Comunque sono due ragazzi simpatici, mi dicono i nomi impronunciabili che dimentico nell’istante preciso nel quale li ripeto maldestramente e qui potete vedere le loro facce.
Dopo la visita alla moschea prendo un taxi e mi faccio portare al Marina Mall, non capisco perché tutti vogliano farmi andare ad un centro commerciale (pare che gli shopping centers qui siano delle attrazioni) e vado a vedere con i miei occhi.
Effettivamente è una struttura molto grande, l’attrazione è una fontana che lascia cascare i suoi getti d’acqua da grande altezza con dei ritmi ben precisi che creano una sorta di musicalità, e poi soprattutto una torre con ascensore a vetri che sale velocemente ad altezza vertiginosa fino al penultimo piano a 126 metri, dove c’è un bar che si sviluppa tutto intorno, e all’ultimo piano un ristorante rotante anch’esso circolare dal quale si gode una bellissima vista attraverso i vetri. Rimango deluso che però non ci sia alcuna terrazza scoperta, inoltre per rimanere lì devo consumare qualcosa e io ho già cenato (ho mangiato al piano terra in un fast food di cibo arabo). Per curiosità mi faccio dare il menu e contrariamente alle mie attese i prezzi non sono proibitivi.

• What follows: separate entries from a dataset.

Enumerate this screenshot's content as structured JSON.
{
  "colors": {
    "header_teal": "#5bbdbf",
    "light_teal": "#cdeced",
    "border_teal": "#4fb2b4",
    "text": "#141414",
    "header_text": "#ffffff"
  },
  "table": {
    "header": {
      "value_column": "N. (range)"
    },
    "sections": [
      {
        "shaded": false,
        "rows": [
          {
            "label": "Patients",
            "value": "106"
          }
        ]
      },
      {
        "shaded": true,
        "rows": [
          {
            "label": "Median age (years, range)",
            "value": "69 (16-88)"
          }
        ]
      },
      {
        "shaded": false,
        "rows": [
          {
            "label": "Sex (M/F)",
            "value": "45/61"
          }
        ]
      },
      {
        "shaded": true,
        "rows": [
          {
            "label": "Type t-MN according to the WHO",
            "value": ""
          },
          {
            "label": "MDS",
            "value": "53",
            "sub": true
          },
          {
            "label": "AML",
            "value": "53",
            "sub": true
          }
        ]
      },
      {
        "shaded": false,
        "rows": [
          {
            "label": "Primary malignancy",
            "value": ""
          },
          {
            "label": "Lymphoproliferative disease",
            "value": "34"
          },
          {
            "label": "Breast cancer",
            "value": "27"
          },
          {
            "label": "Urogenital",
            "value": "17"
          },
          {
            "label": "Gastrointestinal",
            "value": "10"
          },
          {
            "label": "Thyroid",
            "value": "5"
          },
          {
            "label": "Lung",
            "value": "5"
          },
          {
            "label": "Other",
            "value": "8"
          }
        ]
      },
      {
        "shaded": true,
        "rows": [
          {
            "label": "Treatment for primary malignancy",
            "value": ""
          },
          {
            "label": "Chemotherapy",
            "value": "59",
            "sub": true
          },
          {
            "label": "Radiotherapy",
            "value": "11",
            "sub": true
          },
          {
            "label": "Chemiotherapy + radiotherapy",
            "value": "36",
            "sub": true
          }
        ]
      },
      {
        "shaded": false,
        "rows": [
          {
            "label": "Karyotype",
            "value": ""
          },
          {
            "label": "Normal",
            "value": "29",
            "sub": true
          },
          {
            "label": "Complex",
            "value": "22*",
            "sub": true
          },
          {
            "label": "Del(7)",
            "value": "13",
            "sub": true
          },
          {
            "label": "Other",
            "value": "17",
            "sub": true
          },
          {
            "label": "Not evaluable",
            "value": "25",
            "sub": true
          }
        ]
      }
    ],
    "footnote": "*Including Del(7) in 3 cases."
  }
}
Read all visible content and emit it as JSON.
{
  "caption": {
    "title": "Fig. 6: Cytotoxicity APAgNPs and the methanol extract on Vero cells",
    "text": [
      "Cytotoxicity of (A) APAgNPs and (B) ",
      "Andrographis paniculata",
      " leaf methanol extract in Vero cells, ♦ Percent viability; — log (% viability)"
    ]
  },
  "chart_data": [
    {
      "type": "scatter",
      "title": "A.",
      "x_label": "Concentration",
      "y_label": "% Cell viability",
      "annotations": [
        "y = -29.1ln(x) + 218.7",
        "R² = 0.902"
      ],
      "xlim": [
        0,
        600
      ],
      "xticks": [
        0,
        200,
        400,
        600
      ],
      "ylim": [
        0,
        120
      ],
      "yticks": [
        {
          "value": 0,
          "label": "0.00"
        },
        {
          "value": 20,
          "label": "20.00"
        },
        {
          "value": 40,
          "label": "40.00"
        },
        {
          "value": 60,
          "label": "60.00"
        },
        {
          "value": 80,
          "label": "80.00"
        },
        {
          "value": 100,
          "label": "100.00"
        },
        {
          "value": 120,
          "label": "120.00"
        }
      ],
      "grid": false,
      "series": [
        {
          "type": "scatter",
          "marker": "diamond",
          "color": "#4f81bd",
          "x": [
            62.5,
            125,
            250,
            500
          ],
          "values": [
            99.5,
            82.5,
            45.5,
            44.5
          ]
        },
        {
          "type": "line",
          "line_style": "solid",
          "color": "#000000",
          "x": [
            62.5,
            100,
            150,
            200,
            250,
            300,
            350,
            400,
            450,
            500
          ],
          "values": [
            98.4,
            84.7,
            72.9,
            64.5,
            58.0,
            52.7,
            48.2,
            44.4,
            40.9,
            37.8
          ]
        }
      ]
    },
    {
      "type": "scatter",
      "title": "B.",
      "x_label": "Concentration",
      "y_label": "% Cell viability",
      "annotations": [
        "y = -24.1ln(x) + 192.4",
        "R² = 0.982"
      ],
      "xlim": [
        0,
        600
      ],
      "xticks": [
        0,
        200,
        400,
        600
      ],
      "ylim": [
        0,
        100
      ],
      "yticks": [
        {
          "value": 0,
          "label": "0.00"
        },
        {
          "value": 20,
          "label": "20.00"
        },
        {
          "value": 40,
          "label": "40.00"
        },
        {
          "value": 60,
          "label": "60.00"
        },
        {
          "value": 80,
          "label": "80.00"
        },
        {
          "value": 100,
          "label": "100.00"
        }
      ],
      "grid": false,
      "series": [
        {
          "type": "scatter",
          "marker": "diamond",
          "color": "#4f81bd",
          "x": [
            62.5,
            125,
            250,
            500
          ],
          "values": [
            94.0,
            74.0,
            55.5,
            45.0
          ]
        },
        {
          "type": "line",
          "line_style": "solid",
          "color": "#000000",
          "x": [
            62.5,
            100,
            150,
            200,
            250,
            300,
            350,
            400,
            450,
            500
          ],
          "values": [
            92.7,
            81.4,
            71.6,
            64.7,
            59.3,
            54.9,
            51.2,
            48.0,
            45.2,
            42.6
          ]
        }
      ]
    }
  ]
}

Quello che però colpisce maggiormente la mia attenzione non è la fontana a scroscio ritmato, né tanto meno la torre con la sua vista su Abu Dhabi, quanto gli uomini e le donne con i loro vestiti tradizionali che girano per il centro commerciale. Mi pare che i loro abiti facciano un certo attrito con la modernità dei negozi dei grandi marchi e i bar e la merce in vendita. La cosa che mi colpisce è vedere così tanti giovani indossare con grande naturalezza quei vestiti che parlano di un tempo così lontano. Mi scateno pertanto a fotografarli da tutte le prospettive. Mi piace particolarmente la visione di loro che comprano profumi, la donna di cui si vedono solo gli occhi che spunta dalle scale mobili con i propri acquisti presso il negozio di moda all’ultimo grido Mango, e i due arabi che si fanno decantare le qualità di un SUV che potrebbero acquistare seduta stante. C’è persino un manichino che indossa il turbante e la loro tunica.
Ad un certo punto comincio a sentire la solita claustrofobia che mi prende quando sto troppo in un centro commerciale, quindi esco e prendo un taxi e me ne torno in albergo.
Mi metto subito a letto e mi addormento immediatamente come un bambino. Domani si parte e il viaggio sarà davvero finito. Tristezza.
Cool 🙂
Mamma mia , hai finito davvero alla grande!!!!!!!! Che meraviglia di foto. Che fascino, non avrei mai sognato di poter vedere queste cose fantastiche. Le foto sono così meravigliose, piene di luci, stupefacenti, da farmi sognare, come se li avessi visto personalmente. Chi l’avrebbe detto che avrei potuto vedere tutte queste meraviglie e persino dall’aereo le forme giometriche del deserto. Antonio grazie di esitere.